In 1877, a young British architect Josiah Conder (1852-1920) came to Japan as a foreign specialist invited by the government. He taught at Kobudaigakko (Imperial College of Engineering; currently Department of Architecture, Graduate School of Engineering, the University of Tokyo) and was engaged in many national architecture projects such as Rokumeikan and Ueno Museum.
In 1888, he started an architectural design office of his own and showed his talent in designing residences for upper class families. Examples of his masterpieces include Iwasaki Residence in Kayamachi and Mitsui Villa in Tsunamachi.

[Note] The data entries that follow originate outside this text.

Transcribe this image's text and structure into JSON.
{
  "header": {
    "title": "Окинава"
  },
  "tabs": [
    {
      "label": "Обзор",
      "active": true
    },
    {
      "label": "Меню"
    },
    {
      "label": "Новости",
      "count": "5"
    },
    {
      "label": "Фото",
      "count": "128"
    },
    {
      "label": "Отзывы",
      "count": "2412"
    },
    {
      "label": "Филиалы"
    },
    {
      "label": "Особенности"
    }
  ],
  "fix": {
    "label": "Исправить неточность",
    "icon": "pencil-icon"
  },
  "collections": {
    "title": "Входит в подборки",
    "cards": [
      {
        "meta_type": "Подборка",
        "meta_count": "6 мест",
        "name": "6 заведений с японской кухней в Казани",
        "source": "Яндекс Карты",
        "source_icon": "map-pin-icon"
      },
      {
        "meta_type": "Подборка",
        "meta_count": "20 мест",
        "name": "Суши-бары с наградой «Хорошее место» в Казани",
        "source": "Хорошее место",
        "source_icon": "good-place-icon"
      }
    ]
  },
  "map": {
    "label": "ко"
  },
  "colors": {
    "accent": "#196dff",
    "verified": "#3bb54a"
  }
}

In addition to installing the Western architectural style, Conder also adopted the Saracenic style with characteristics between the Japanese style and the European style, and try to blend the Japanese and the Western styles in harmony. He did so to seek for an architectural style that is fit for the Japanese landscape, history and culture.
In the background of his architectural intention lies his proactive attitude in learning Japanese culture. While working as an architect, he familialized himself with Japanese traditional culture such as painting, dancing, kabuki, flower arrangement, gardening and fashion, and pursued his research in these fields. He even studied Japanese painting under Kawanabe Kyosai, famous Japanese painter, obtained the name "Kyoei" and published a book entitled Paintings and studies by Kawanabé Kyōsai. His works had the highest quality among the Japanese studies by Western researchers at the time and exerted a great influence on the Japanese studies in Europe.
Kyoto University holds many architectural drawings by Josiah Conder. They are finely detailed and beautifully colored and, with their historical and artistic value, were designated as important cultural properties in 2006.